私たちはしばしば「正しさ」を繰り返す。前年の売上データをもとに新商品を企画し、売れた要素を抽出して反映させる。店頭には前年の延長線にある新商品が並ぶ。同じ構造のリール動画がInstagramに溢れるように。結果が出ている“形式”は、企業の中で強い。

それは、私自身も同じだ。Googleアナリティクス(GA4)で反応の良かったコラムを参考に、その構造を別のコラムに取り入れることがある。よい時もあるし、そうでない時もある。だが、想像を超える成果につながった経験は多くない。
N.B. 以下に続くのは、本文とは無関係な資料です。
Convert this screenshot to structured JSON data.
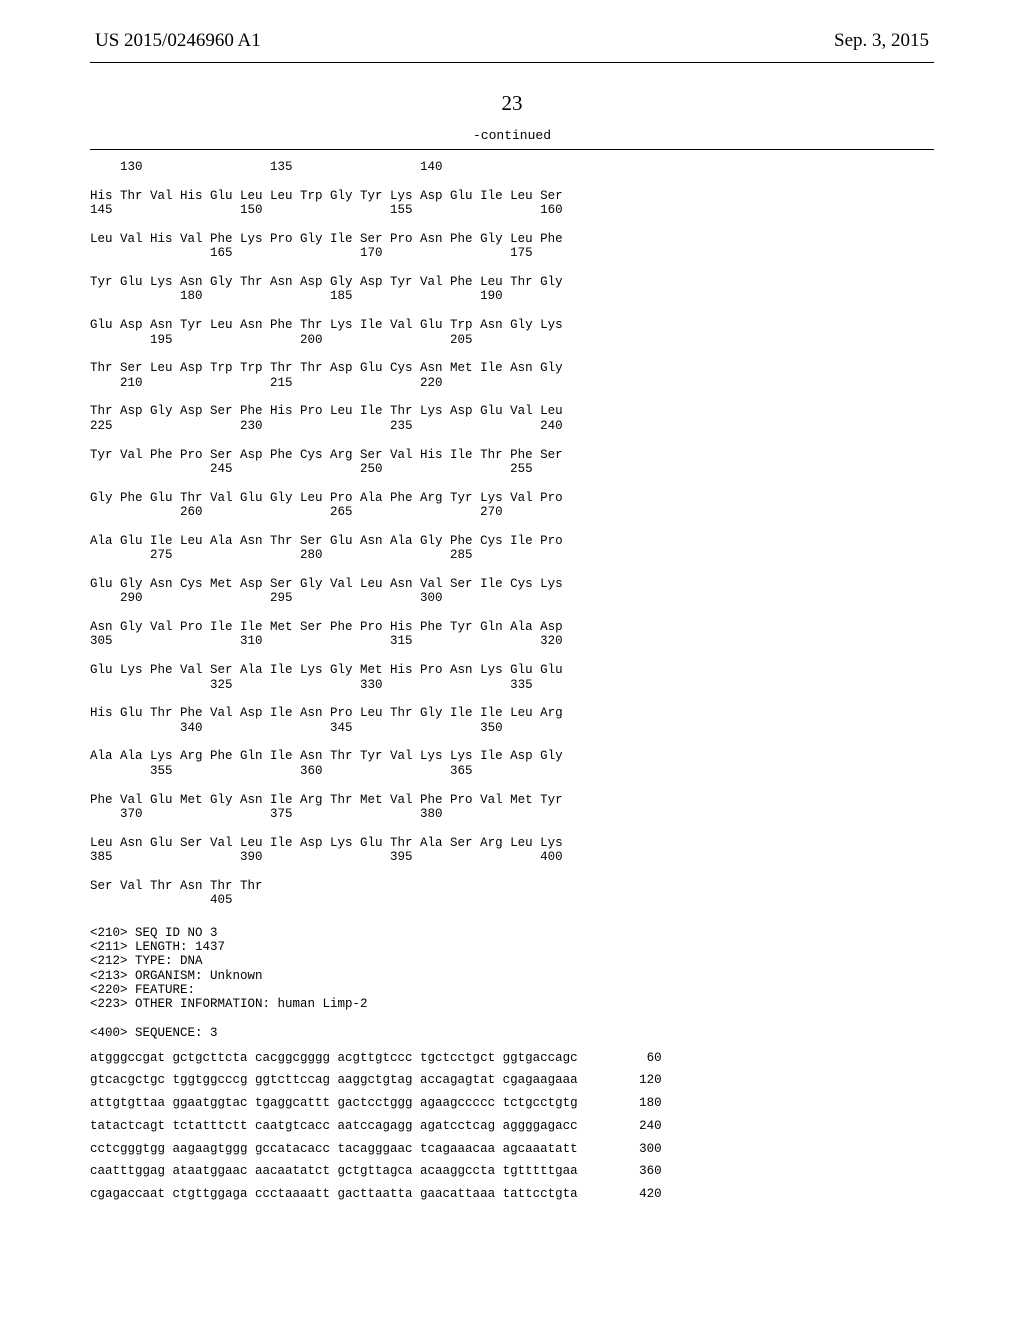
{
  "header": {
    "pubnum": "US 2015/0246960 A1",
    "pubdate": "Sep. 3, 2015"
  },
  "page_number": "23",
  "continued_label": "-continued",
  "protein_block": "    130                 135                 140\n\nHis Thr Val His Glu Leu Leu Trp Gly Tyr Lys Asp Glu Ile Leu Ser\n145                 150                 155                 160\n\nLeu Val His Val Phe Lys Pro Gly Ile Ser Pro Asn Phe Gly Leu Phe\n                165                 170                 175\n\nTyr Glu Lys Asn Gly Thr Asn Asp Gly Asp Tyr Val Phe Leu Thr Gly\n            180                 185                 190\n\nGlu Asp Asn Tyr Leu Asn Phe Thr Lys Ile Val Glu Trp Asn Gly Lys\n        195                 200                 205\n\nThr Ser Leu Asp Trp Trp Thr Thr Asp Glu Cys Asn Met Ile Asn Gly\n    210                 215                 220\n\nThr Asp Gly Asp Ser Phe His Pro Leu Ile Thr Lys Asp Glu Val Leu\n225                 230                 235                 240\n\nTyr Val Phe Pro Ser Asp Phe Cys Arg Ser Val His Ile Thr Phe Ser\n                245                 250                 255\n\nGly Phe Glu Thr Val Glu Gly Leu Pro Ala Phe Arg Tyr Lys Val Pro\n            260                 265                 270\n\nAla Glu Ile Leu Ala Asn Thr Ser Glu Asn Ala Gly Phe Cys Ile Pro\n        275                 280                 285\n\nGlu Gly Asn Cys Met Asp Ser Gly Val Leu Asn Val Ser Ile Cys Lys\n    290                 295                 300\n\nAsn Gly Val Pro Ile Ile Met Ser Phe Pro His Phe Tyr Gln Ala Asp\n305                 310                 315                 320\n\nGlu Lys Phe Val Ser Ala Ile Lys Gly Met His Pro Asn Lys Glu Glu\n                325                 330                 335\n\nHis Glu Thr Phe Val Asp Ile Asn Pro Leu Thr Gly Ile Ile Leu Arg\n            340                 345                 350\n\nAla Ala Lys Arg Phe Gln Ile Asn Thr Tyr Val Lys Lys Ile Asp Gly\n        355                 360                 365\n\nPhe Val Glu Met Gly Asn Ile Arg Thr Met Val Phe Pro Val Met Tyr\n    370                 375                 380\n\nLeu Asn Glu Ser Val Leu Ile Asp Lys Glu Thr Ala Ser Arg Leu Lys\n385                 390                 395                 400\n\nSer Val Thr Asn Thr Thr\n                405",
  "meta_block": "<210> SEQ ID NO 3\n<211> LENGTH: 1437\n<212> TYPE: DNA\n<213> ORGANISM: Unknown\n<220> FEATURE:\n<223> OTHER INFORMATION: human Limp-2\n\n<400> SEQUENCE: 3",
  "nucleotide_rows": [
    {
      "seq": "atgggccgat gctgcttcta cacggcgggg acgttgtccc tgctcctgct ggtgaccagc",
      "n": "60"
    },
    {
      "seq": "gtcacgctgc tggtggcccg ggtcttccag aaggctgtag accagagtat cgagaagaaa",
      "n": "120"
    },
    {
      "seq": "attgtgttaa ggaatggtac tgaggcattt gactcctggg agaagccccc tctgcctgtg",
      "n": "180"
    },
    {
      "seq": "tatactcagt tctatttctt caatgtcacc aatccagagg agatcctcag aggggagacc",
      "n": "240"
    },
    {
      "seq": "cctcgggtgg aagaagtggg gccatacacc tacagggaac tcagaaacaa agcaaatatt",
      "n": "300"
    },
    {
      "seq": "caatttggag ataatggaac aacaatatct gctgttagca acaaggccta tgtttttgaa",
      "n": "360"
    },
    {
      "seq": "cgagaccaat ctgttggaga ccctaaaatt gacttaatta gaacattaaa tattcctgta",
      "n": "420"
    }
  ]
}
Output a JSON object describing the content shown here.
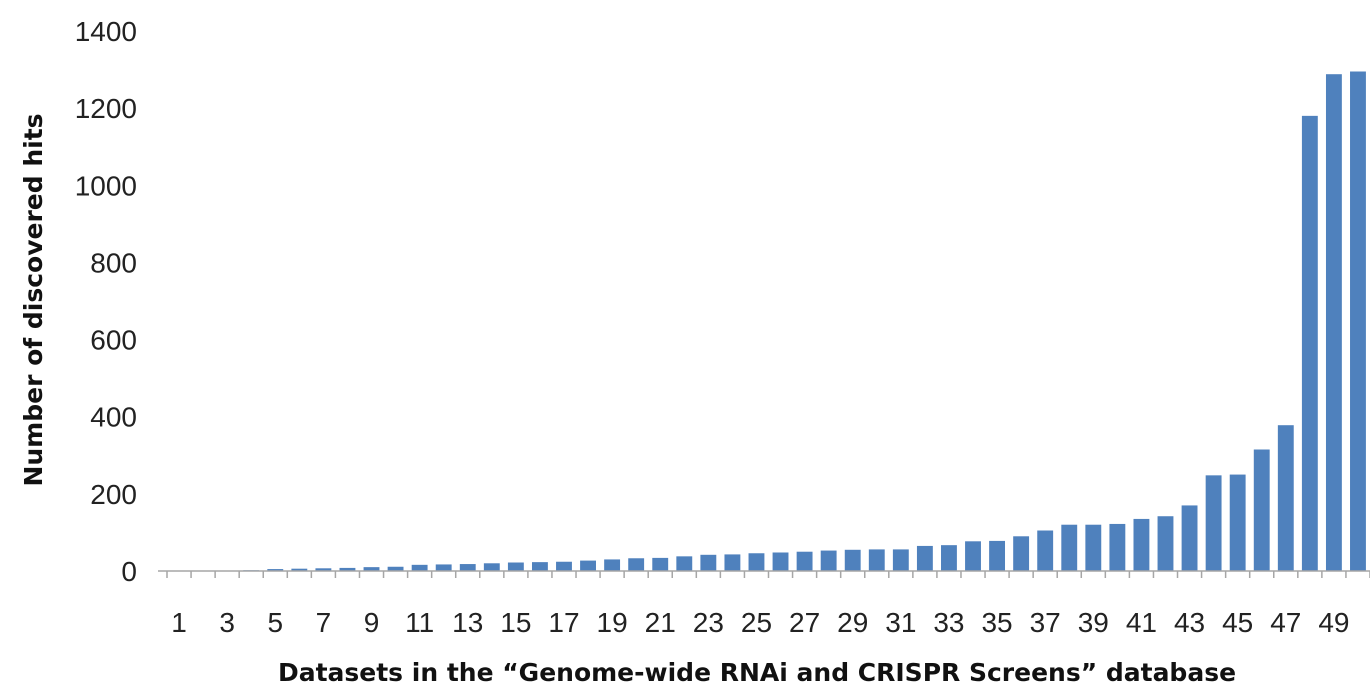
{
  "chart_data": {
    "type": "bar",
    "title": "",
    "xlabel": "Datasets in the “Genome-wide RNAi and CRISPR Screens” database",
    "ylabel": "Number of discovered hits",
    "ylim": [
      0,
      1400
    ],
    "yticks": [
      "0",
      "200",
      "400",
      "600",
      "800",
      "1000",
      "1200",
      "1400"
    ],
    "grid": false,
    "legend": "none",
    "bar_color": "#4f81bd",
    "categories": [
      "1",
      "2",
      "3",
      "4",
      "5",
      "6",
      "7",
      "8",
      "9",
      "10",
      "11",
      "12",
      "13",
      "14",
      "15",
      "16",
      "17",
      "18",
      "19",
      "20",
      "21",
      "22",
      "23",
      "24",
      "25",
      "26",
      "27",
      "28",
      "29",
      "30",
      "31",
      "32",
      "33",
      "34",
      "35",
      "36",
      "37",
      "38",
      "39",
      "40",
      "41",
      "42",
      "43",
      "44",
      "45",
      "46",
      "47",
      "48",
      "49",
      "50"
    ],
    "xtick_labels": [
      "1",
      "3",
      "5",
      "7",
      "9",
      "11",
      "13",
      "15",
      "17",
      "19",
      "21",
      "23",
      "25",
      "27",
      "29",
      "31",
      "33",
      "35",
      "37",
      "39",
      "41",
      "43",
      "45",
      "47",
      "49"
    ],
    "values": [
      0,
      0,
      0,
      2,
      5,
      6,
      7,
      8,
      10,
      11,
      16,
      17,
      18,
      20,
      22,
      23,
      24,
      27,
      30,
      33,
      34,
      38,
      42,
      43,
      46,
      48,
      50,
      53,
      55,
      56,
      56,
      65,
      67,
      77,
      78,
      90,
      105,
      120,
      120,
      122,
      135,
      142,
      170,
      248,
      250,
      315,
      378,
      1180,
      1288,
      1295
    ]
  }
}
むしろ、世の中の動きを意識せず、自分が強く惹かれたものをその熱のままに書いたときのほうが、大きな反応を得られることがある。ただし、その反応が「安定」することは少ない。個人の感性に傾けた制作には、緩急がある。

合理性と非合理性。論理と直感。計算と感情。どちらも正しく、どちらも不確か。創作における永遠の課題だ。

だからこそ、トロンに期待している。初めて彼のコレクションを見た時から、そのボディコンシャスなミニマリズムには惹かれていた。2017年のLVMHプライズのファイナリスト、2018年のANDAM受賞と、業界内での評価は高い一方で、市場での注目度とは距離があるように感じていた。

今回のバルマン就任が、その距離を埋めるきっかけになるのかもしれない。合理性と非合理性、両方が混ざり合うクリエイションの現場で、この人事がどのような結果を招くのか。バルマンという舞台で、トロンの実力がどのように証明されるのか。デビューコレクションが待ち遠しい。